5 free amino acids with Lys & Arg labeled by FDNB.
Options a, b & c are all incorrect.
After purifying a protein, you react the protein with 1-fluoro-2,4-dinitrobenzene (FDNB or Sanger’s reagent) then with 6M HCl. You obtain DNP-Arg and DNP-Asp. Which of the following is an appropriate conclusion of the results?
The protein’s N-terminal residue is Arg & its C-terminal residue is Asp.
The protein’s N-terminal residue is Asp & its C-terminal residue is Arg.
The protein has two subunits; one with an Arg N-terminal residue and one with an Asp N-terminal residue.

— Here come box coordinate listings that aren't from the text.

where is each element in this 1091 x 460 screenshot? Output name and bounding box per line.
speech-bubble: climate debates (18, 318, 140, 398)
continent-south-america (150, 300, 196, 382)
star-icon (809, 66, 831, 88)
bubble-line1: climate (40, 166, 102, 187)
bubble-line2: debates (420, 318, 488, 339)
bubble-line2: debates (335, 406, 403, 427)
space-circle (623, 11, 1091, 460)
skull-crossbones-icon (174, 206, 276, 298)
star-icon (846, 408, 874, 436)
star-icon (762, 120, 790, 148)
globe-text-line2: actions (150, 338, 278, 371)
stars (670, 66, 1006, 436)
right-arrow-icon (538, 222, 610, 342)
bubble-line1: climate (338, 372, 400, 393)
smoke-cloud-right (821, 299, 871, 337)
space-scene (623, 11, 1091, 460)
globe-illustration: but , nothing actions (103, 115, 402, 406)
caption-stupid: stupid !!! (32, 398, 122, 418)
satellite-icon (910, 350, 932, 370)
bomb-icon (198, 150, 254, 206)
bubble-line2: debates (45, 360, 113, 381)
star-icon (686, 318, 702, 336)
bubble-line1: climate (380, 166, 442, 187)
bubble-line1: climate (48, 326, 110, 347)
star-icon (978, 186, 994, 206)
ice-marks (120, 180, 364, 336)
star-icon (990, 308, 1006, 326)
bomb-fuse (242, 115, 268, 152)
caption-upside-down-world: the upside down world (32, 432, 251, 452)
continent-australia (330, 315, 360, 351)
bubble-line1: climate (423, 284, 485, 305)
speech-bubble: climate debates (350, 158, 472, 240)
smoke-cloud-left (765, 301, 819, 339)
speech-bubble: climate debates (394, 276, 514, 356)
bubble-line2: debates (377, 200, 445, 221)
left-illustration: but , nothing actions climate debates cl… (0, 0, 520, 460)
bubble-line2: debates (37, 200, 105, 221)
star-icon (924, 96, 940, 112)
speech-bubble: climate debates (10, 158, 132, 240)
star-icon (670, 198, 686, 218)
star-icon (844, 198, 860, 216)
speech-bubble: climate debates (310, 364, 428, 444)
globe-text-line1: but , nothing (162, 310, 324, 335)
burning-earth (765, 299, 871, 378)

Perhaps the protein has not been completely purified after all.
c and d.
A 660 mg sample of a protein with quaternary structure (MW=132,000 g/mol) was treated with excess 1-fluoro-2,4-dinitrobenzene (FDNB) under slightly alkaline conditions until the reaction was complete. After FDNB treatment, the peptide bonds of the protein were then completely hydrolyzed by heating it with concentrated 6M HCl. The resulting solution was found to contain 5.5 mg of DNP-Val (shown in the figure below):
2,4-Dinitrophenyl derivatives of the α-amino groups of the other amino acids were not detected. Assuming 100% yield for the reaction of FDNB with the protein, determine the number of subunits in this protein.